Second, most Jewish people are not “religious” to the extent they would have any stake in the basic subject of the research, whether the Jewish kingdoms described in the Bible really existed.
Third, if Barnard didn’t want biased reviewers, they should have asked for “no Palestinians, no Israelis, no Orthodox Jews, and no Christians who believe in biblical accuracy”, not “no Jews.” Barnard wanted “no Jews” so anti-Semites couldn’t say, “well of course ‘the Jews’ are out to get her,” and, unfortunately, your post encourages the idea that a professional Jewish archeologist is going to be “out to get” an academic colleague, instead of reviewing her work from a professional standpoint.
cabalamat said
First, by your theory El-Haj, of Palestinian descent, must be biased as well.
Not a certainty, though she is highly likely to be biased.
Third, if Barnard didn’t want biased reviewers, they should have asked for “no Palestinians, no Israelis, no Orthodox Jews, and no Christians who believe in biblical accuracy”, not “no Jews.”
Members of those groups all have a tendency towards bias.
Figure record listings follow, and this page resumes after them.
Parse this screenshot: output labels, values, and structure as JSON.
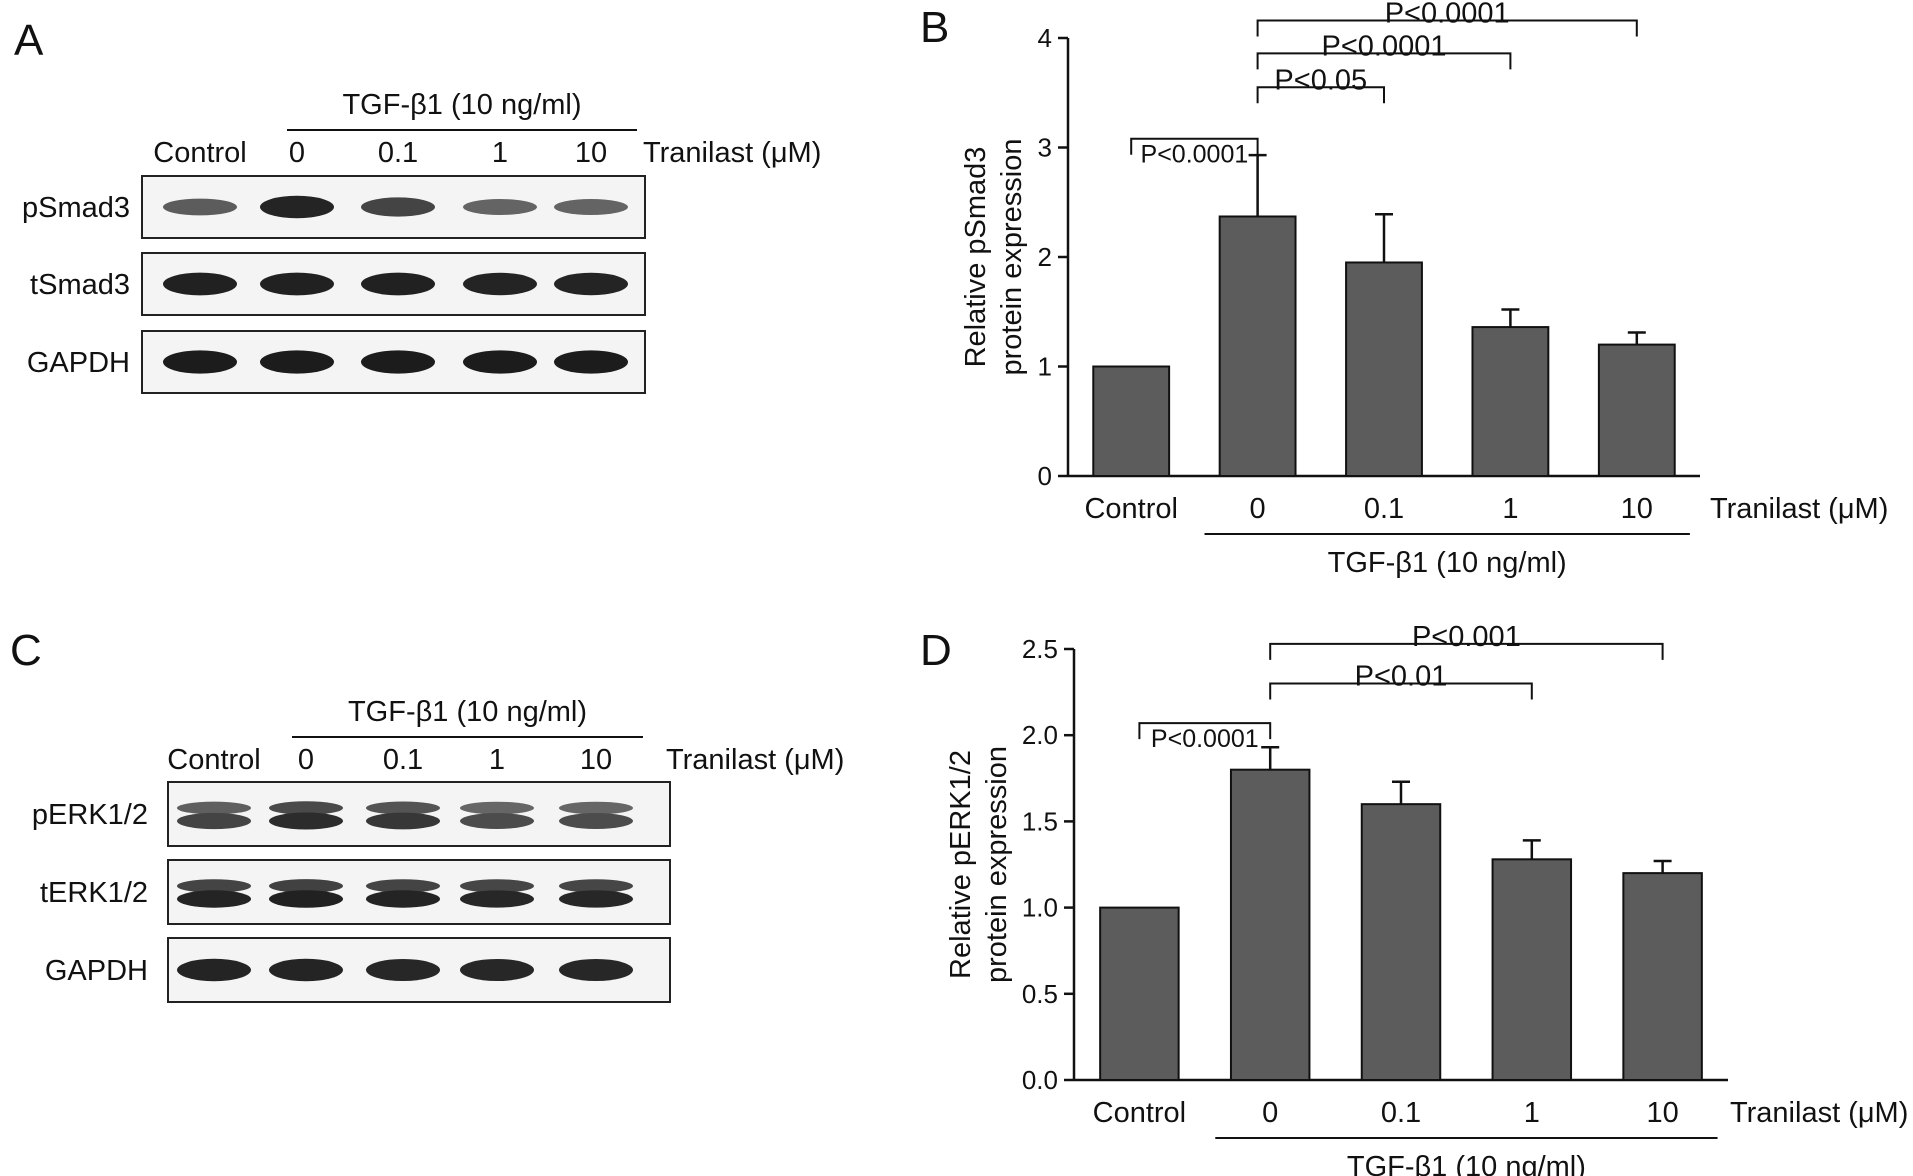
{
  "panels": {
    "A": {
      "letter": "A",
      "treatment": "TGF-β1 (10 ng/ml)",
      "dose_label": "Tranilast (μM)",
      "lanes": [
        "Control",
        "0",
        "0.1",
        "1",
        "10"
      ],
      "rows": [
        {
          "label": "pSmad3",
          "band_intensity": [
            0.55,
            0.9,
            0.7,
            0.5,
            0.5
          ],
          "double": false
        },
        {
          "label": "tSmad3",
          "band_intensity": [
            0.92,
            0.92,
            0.92,
            0.9,
            0.9
          ],
          "double": false
        },
        {
          "label": "GAPDH",
          "band_intensity": [
            0.95,
            0.95,
            0.95,
            0.95,
            0.95
          ],
          "double": false
        }
      ]
    },
    "C": {
      "letter": "C",
      "treatment": "TGF-β1 (10 ng/ml)",
      "dose_label": "Tranilast (μM)",
      "lanes": [
        "Control",
        "0",
        "0.1",
        "1",
        "10"
      ],
      "rows": [
        {
          "label": "pERK1/2",
          "band_intensity": [
            0.7,
            0.85,
            0.78,
            0.65,
            0.65
          ],
          "double": true
        },
        {
          "label": "tERK1/2",
          "band_intensity": [
            0.9,
            0.92,
            0.9,
            0.88,
            0.88
          ],
          "double": true
        },
        {
          "label": "GAPDH",
          "band_intensity": [
            0.9,
            0.9,
            0.88,
            0.88,
            0.88
          ],
          "double": false
        }
      ]
    }
  },
  "chart_data": [
    {
      "panel": "B",
      "type": "bar",
      "ylabel": [
        "Relative pSmad3",
        "protein expression"
      ],
      "xlabel": "",
      "categories": [
        "Control",
        "0",
        "0.1",
        "1",
        "10"
      ],
      "values": [
        1.0,
        2.37,
        1.95,
        1.36,
        1.2
      ],
      "errors": [
        0,
        0.56,
        0.44,
        0.16,
        0.11
      ],
      "ylim": [
        0,
        4
      ],
      "yticks": [
        "0",
        "1",
        "2",
        "3",
        "4"
      ],
      "ytick_values": [
        0,
        1,
        2,
        3,
        4
      ],
      "group_label": "TGF-β1 (10 ng/ml)",
      "dose_label": "Tranilast (μM)",
      "color": "#5c5c5c",
      "significance": [
        {
          "from": 0,
          "to": 1,
          "label": "P<0.0001",
          "y": 3.08
        },
        {
          "from": 1,
          "to": 2,
          "label": "P<0.05",
          "y": 3.55
        },
        {
          "from": 1,
          "to": 3,
          "label": "P<0.0001",
          "y": 3.86
        },
        {
          "from": 1,
          "to": 4,
          "label": "P<0.0001",
          "y": 4.16
        }
      ]
    },
    {
      "panel": "D",
      "type": "bar",
      "ylabel": [
        "Relative pERK1/2",
        "protein expression"
      ],
      "xlabel": "",
      "categories": [
        "Control",
        "0",
        "0.1",
        "1",
        "10"
      ],
      "values": [
        1.0,
        1.8,
        1.6,
        1.28,
        1.2
      ],
      "errors": [
        0,
        0.13,
        0.13,
        0.11,
        0.07
      ],
      "ylim": [
        0,
        2.5
      ],
      "yticks": [
        "0.0",
        "0.5",
        "1.0",
        "1.5",
        "2.0",
        "2.5"
      ],
      "ytick_values": [
        0,
        0.5,
        1.0,
        1.5,
        2.0,
        2.5
      ],
      "group_label": "TGF-β1 (10 ng/ml)",
      "dose_label": "Tranilast (μM)",
      "color": "#5c5c5c",
      "significance": [
        {
          "from": 0,
          "to": 1,
          "label": "P<0.0001",
          "y": 2.07
        },
        {
          "from": 1,
          "to": 3,
          "label": "P<0.01",
          "y": 2.3
        },
        {
          "from": 1,
          "to": 4,
          "label": "P<0.001",
          "y": 2.53
        }
      ]
    }
  ]
}
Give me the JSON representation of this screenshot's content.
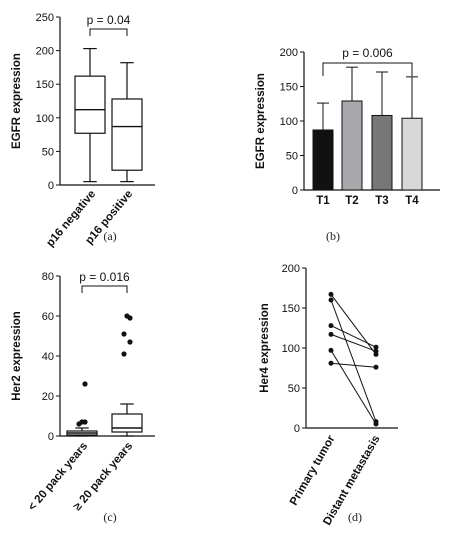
{
  "chart_data": [
    {
      "panel": "(a)",
      "type": "box",
      "ylabel": "EGFR expression",
      "ylim": [
        0,
        250
      ],
      "yticks": [
        0,
        50,
        100,
        150,
        200,
        250
      ],
      "categories": [
        "p16 negative",
        "p16 positive"
      ],
      "boxes": [
        {
          "min": 5,
          "q1": 77,
          "median": 112,
          "q3": 162,
          "max": 203
        },
        {
          "min": 5,
          "q1": 22,
          "median": 87,
          "q3": 128,
          "max": 182
        }
      ],
      "annotation": "p = 0.04"
    },
    {
      "panel": "(b)",
      "type": "bar",
      "ylabel": "EGFR expression",
      "ylim": [
        0,
        200
      ],
      "yticks": [
        0,
        50,
        100,
        150,
        200
      ],
      "categories": [
        "T1",
        "T2",
        "T3",
        "T4"
      ],
      "values": [
        87,
        129,
        108,
        104
      ],
      "error_upper": [
        126,
        178,
        171,
        164
      ],
      "colors": [
        "#111111",
        "#a9a9ad",
        "#777777",
        "#d7d7d7"
      ],
      "annotation": "p = 0.006"
    },
    {
      "panel": "(c)",
      "type": "box",
      "ylabel": "Her2 expression",
      "ylim": [
        0,
        80
      ],
      "yticks": [
        0,
        20,
        40,
        60,
        80
      ],
      "categories": [
        "< 20 pack years",
        "≥ 20 pack years"
      ],
      "boxes": [
        {
          "min": 0,
          "q1": 0.5,
          "median": 1.5,
          "q3": 2.5,
          "max": 4,
          "outliers": [
            7,
            7,
            6,
            26
          ]
        },
        {
          "min": 0,
          "q1": 2,
          "median": 4,
          "q3": 11,
          "max": 16,
          "outliers": [
            60,
            59,
            51,
            47,
            41
          ]
        }
      ],
      "annotation": "p = 0.016"
    },
    {
      "panel": "(d)",
      "type": "paired",
      "ylabel": "Her4 expression",
      "ylim": [
        0,
        200
      ],
      "yticks": [
        0,
        50,
        100,
        150,
        200
      ],
      "categories": [
        "Primary tumor",
        "Distant metastasis"
      ],
      "pairs": [
        [
          167,
          92
        ],
        [
          160,
          8
        ],
        [
          128,
          101
        ],
        [
          117,
          96
        ],
        [
          97,
          5
        ],
        [
          81,
          76
        ]
      ]
    }
  ]
}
However, Jews tend to be pro-Israel, which might cause bias.
your post encourages the idea that a professional Jewish archeologist is going to be “out to get” an academic colleague, instead of reviewing her work from a professional standpoint
I don’t think Jewish archeologists are inherently any more or less professional than other archeologists.
I do think that in academia (as in every other field of human endeavour) there is the potential for backbiting, for people to have tribal loyalty and for them to subconsciously have a lower opinion of people who don’t share thge same beliefs. So, for example, archeologists who agree with the Kurgan hypothesis might (mostly subconsciously) have a lower opinion of archeologists who reject that hypothesis.
Christmeal said
I do not understand what you mean by saying that religion and Academia contradict eachother. Academia is a religion. Academia is the religion of education. Two-thousand four-hundred years ago, Academia was founded by Plato, in Athens, and it was a mystery cult that worshipped the Muses, they said, in their love of wisdom. The religion of education, the religion of truth, as Academia can with justification be called, set out to embrace truth as a whole, wisdom as a whole, not in particular part.
When we speak Academically about religion, we address religion as a whole, not in part. Focusing on the rotten aspects ignores everything healthy, and so calling religion a “disease” on grounds of logical errors, while ignoring everything evidently good about religion, is in itself a form of disease, because it is the opposite of healthy-mindedness, which seeks to correct errors, instead of merely declaring them publicly, which affixes no positive solution.
Academia is the religion of education, religion of truth. The Academic soul is intelligence and morality in one.